I guess I fall somewhere in between and here is my feeling on the subject.
If your heel pain is from an acute problem (wearing flip flops one day and doing a lot of walking, as an example), and the pain is not outrageously painful, and most of your pain is evident when you first stand up on the foot and then dissipates as you walk, then stretching the arch of the foot is not a bad idea simply because the plantar fascial ligament is tightening up and the "looser" you can keep it, the less pain you will have.
However, if your heel pain is more the result of a biomechanical problem meaning it is a result of the way your foot functions or if you happen to be overweight and have a job where you stand all day on hard floors, or you are an athlete who developed the problem while participating in your sport, then perhaps stretching of the ligament is not your best bet.
In all these examples just cited, the plantar fascial ligament has been over-stretched and has become inflamed. Continuing to stretch in an attempt to make it feel better, may actually make your symptoms worse or at the very least, may delay the healing process.
But, even in these cases there is an indication for stretching but it is not the plantar fascial ligament; it is the achilles tendon.
Many cases of non-traumatic plantar fasciitis occur simply due to a tight heel cord. An equinus (tight heel cord) is when your foot has the limited ability to bend upwards at the level of the ankle. In most cases the foot will not bend beyond 90 degrees to the lower leg. Without the ability of the ankle to adequately bend upwards, the foot is forced to compensate by flattening out. What happens when a foot excessively flattens out or pronates?
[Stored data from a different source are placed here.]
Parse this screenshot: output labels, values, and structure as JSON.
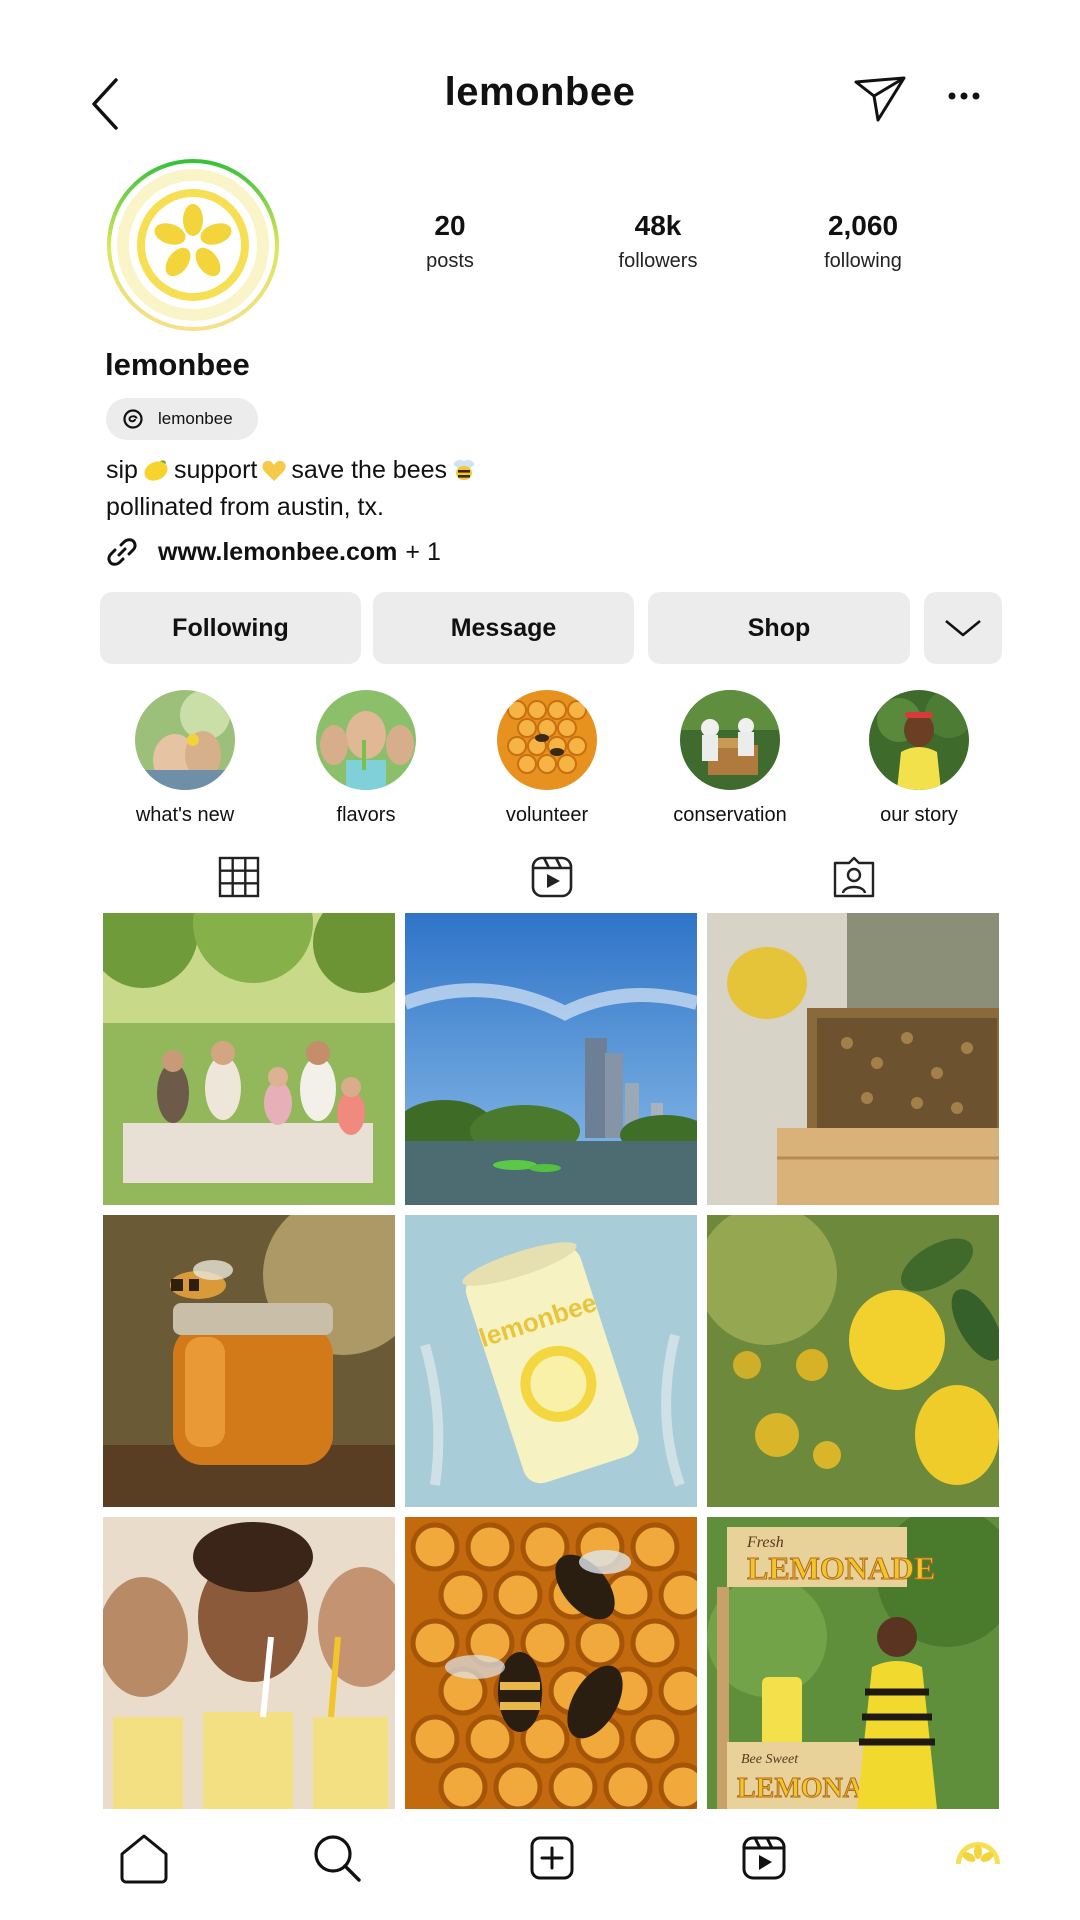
{
  "header": {
    "title": "lemonbee",
    "back_icon": "chevron-left-icon",
    "send_icon": "paper-plane-icon",
    "more_icon": "more-dots-icon"
  },
  "profile": {
    "username": "lemonbee",
    "stats": [
      {
        "value": "20",
        "label": "posts"
      },
      {
        "value": "48k",
        "label": "followers"
      },
      {
        "value": "2,060",
        "label": "following"
      }
    ],
    "threads_handle": "lemonbee",
    "bio_line1_parts": [
      "sip",
      "support",
      "save the bees"
    ],
    "bio_line2": "pollinated from austin, tx.",
    "link_url": "www.lemonbee.com",
    "link_extra": "+ 1"
  },
  "actions": {
    "following": "Following",
    "message": "Message",
    "shop": "Shop"
  },
  "highlights": [
    {
      "label": "what's new"
    },
    {
      "label": "flavors"
    },
    {
      "label": "volunteer"
    },
    {
      "label": "conservation"
    },
    {
      "label": "our story"
    }
  ],
  "can_text": "lemonbee",
  "sign_text": {
    "top_small": "Fresh",
    "top_big": "LEMONADE",
    "bottom_small": "Bee Sweet",
    "bottom_big": "LEMONADE"
  },
  "colors": {
    "accent_yellow": "#f2d84a",
    "avatar_ring_green": "#3cc13b",
    "button_bg": "#ececec"
  }
}
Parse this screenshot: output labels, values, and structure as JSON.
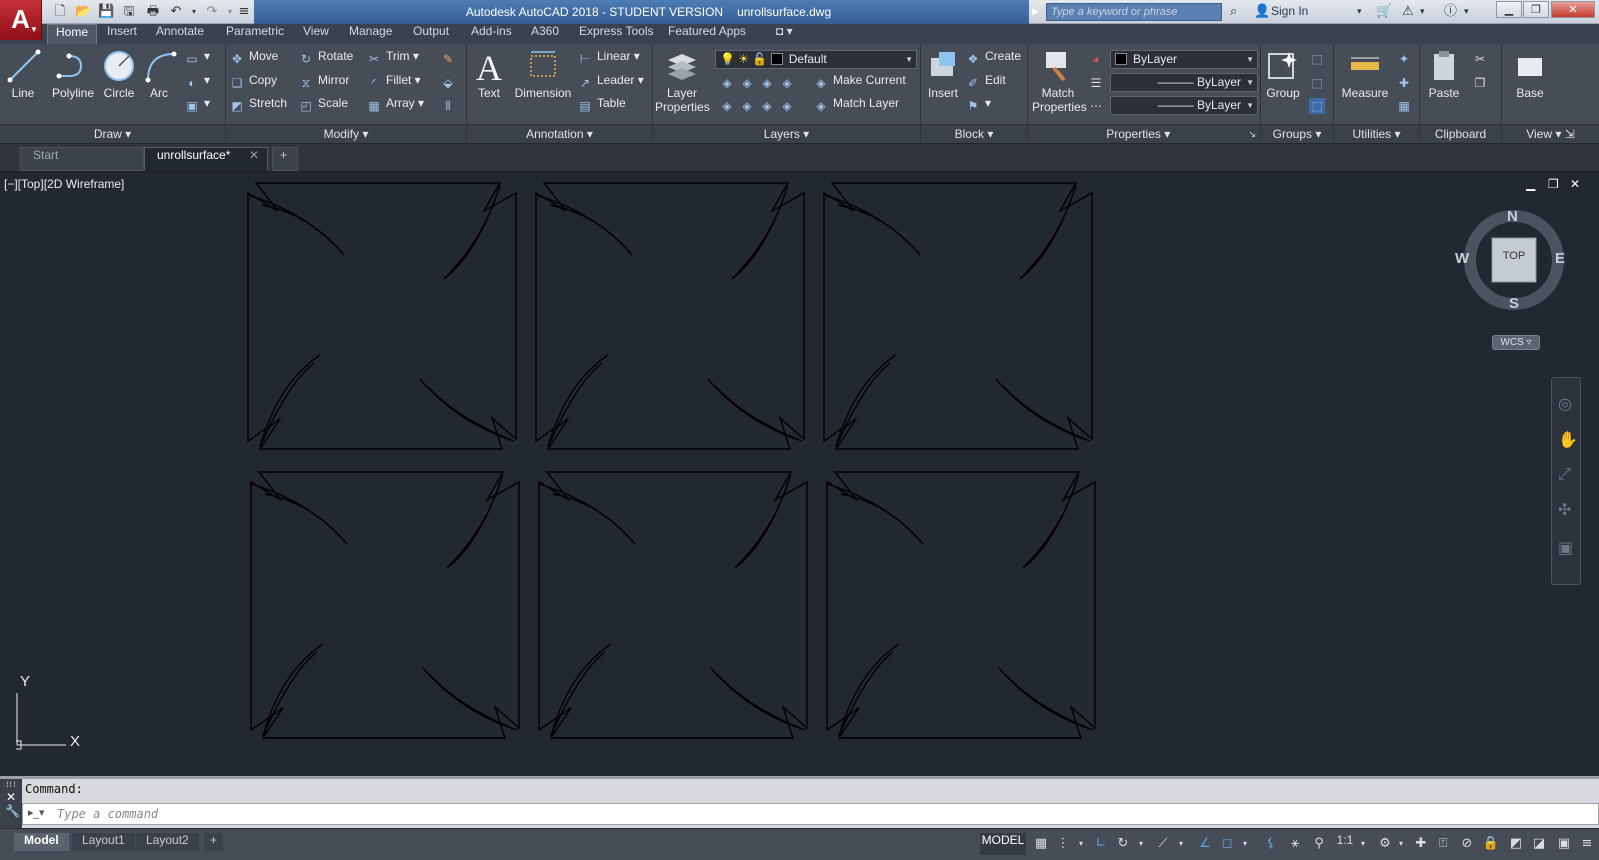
{
  "app": {
    "title": "Autodesk AutoCAD 2018 - STUDENT VERSION",
    "filename": "unrollsurface.dwg",
    "logo_letter": "A",
    "search_placeholder": "Type a keyword or phrase",
    "signin_label": "Sign In"
  },
  "ribbon_tabs": [
    "Home",
    "Insert",
    "Annotate",
    "Parametric",
    "View",
    "Manage",
    "Output",
    "Add-ins",
    "A360",
    "Express Tools",
    "Featured Apps"
  ],
  "panels": {
    "draw": {
      "title": "Draw",
      "line": "Line",
      "polyline": "Polyline",
      "circle": "Circle",
      "arc": "Arc"
    },
    "modify": {
      "title": "Modify",
      "move": "Move",
      "rotate": "Rotate",
      "trim": "Trim",
      "copy": "Copy",
      "mirror": "Mirror",
      "fillet": "Fillet",
      "stretch": "Stretch",
      "scale": "Scale",
      "array": "Array"
    },
    "annotation": {
      "title": "Annotation",
      "text": "Text",
      "dimension": "Dimension",
      "linear": "Linear",
      "leader": "Leader",
      "table": "Table"
    },
    "layers": {
      "title": "Layers",
      "layer_properties_1": "Layer",
      "layer_properties_2": "Properties",
      "current_layer": "Default",
      "make_current": "Make Current",
      "match_layer": "Match Layer"
    },
    "block": {
      "title": "Block",
      "insert": "Insert",
      "create": "Create",
      "edit": "Edit"
    },
    "properties": {
      "title": "Properties",
      "match_1": "Match",
      "match_2": "Properties",
      "color": "ByLayer",
      "linetype": "ByLayer",
      "lineweight": "ByLayer"
    },
    "groups": {
      "title": "Groups",
      "group": "Group"
    },
    "utilities": {
      "title": "Utilities",
      "measure": "Measure"
    },
    "clipboard": {
      "title": "Clipboard",
      "paste": "Paste"
    },
    "view": {
      "title": "View",
      "base": "Base"
    }
  },
  "doc_tabs": {
    "start": "Start",
    "active": "unrollsurface*"
  },
  "viewport": {
    "label": "[−][Top][2D Wireframe]"
  },
  "viewcube": {
    "n": "N",
    "s": "S",
    "e": "E",
    "w": "W",
    "face": "TOP",
    "ucs": "WCS"
  },
  "ucs_icon": {
    "x": "X",
    "y": "Y"
  },
  "command": {
    "prompt": "Command:",
    "placeholder": "Type a command"
  },
  "layout_tabs": {
    "model": "Model",
    "layout1": "Layout1",
    "layout2": "Layout2"
  },
  "status": {
    "model": "MODEL",
    "scale": "1:1"
  },
  "colors": {
    "viewport_bg": "#212830",
    "ribbon_bg": "#474d57",
    "title_blue": "#3d6ba6",
    "logo_red": "#b0202a",
    "geometry": "#000000"
  }
}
You over-stretch the plantar fascial ligament.
In this scenario, depending on your age, doing calf stretches to try and increase the range of motion at the ankle joint may be of benefit. In general, the older you are, the less effective stretching exercises will be. As a side note, in many cases where we find a tight heel cord and are going to make an orthotic for plantar fasciitis, we will also add a heel lift to the device. Adding a heel lift reduces the tension on the achilles tendon and thus does not force the foot to pronate as much.
In instances where the tight heel cord is the culprit, an achilles tendon lengthening may be performed to resolve the problem.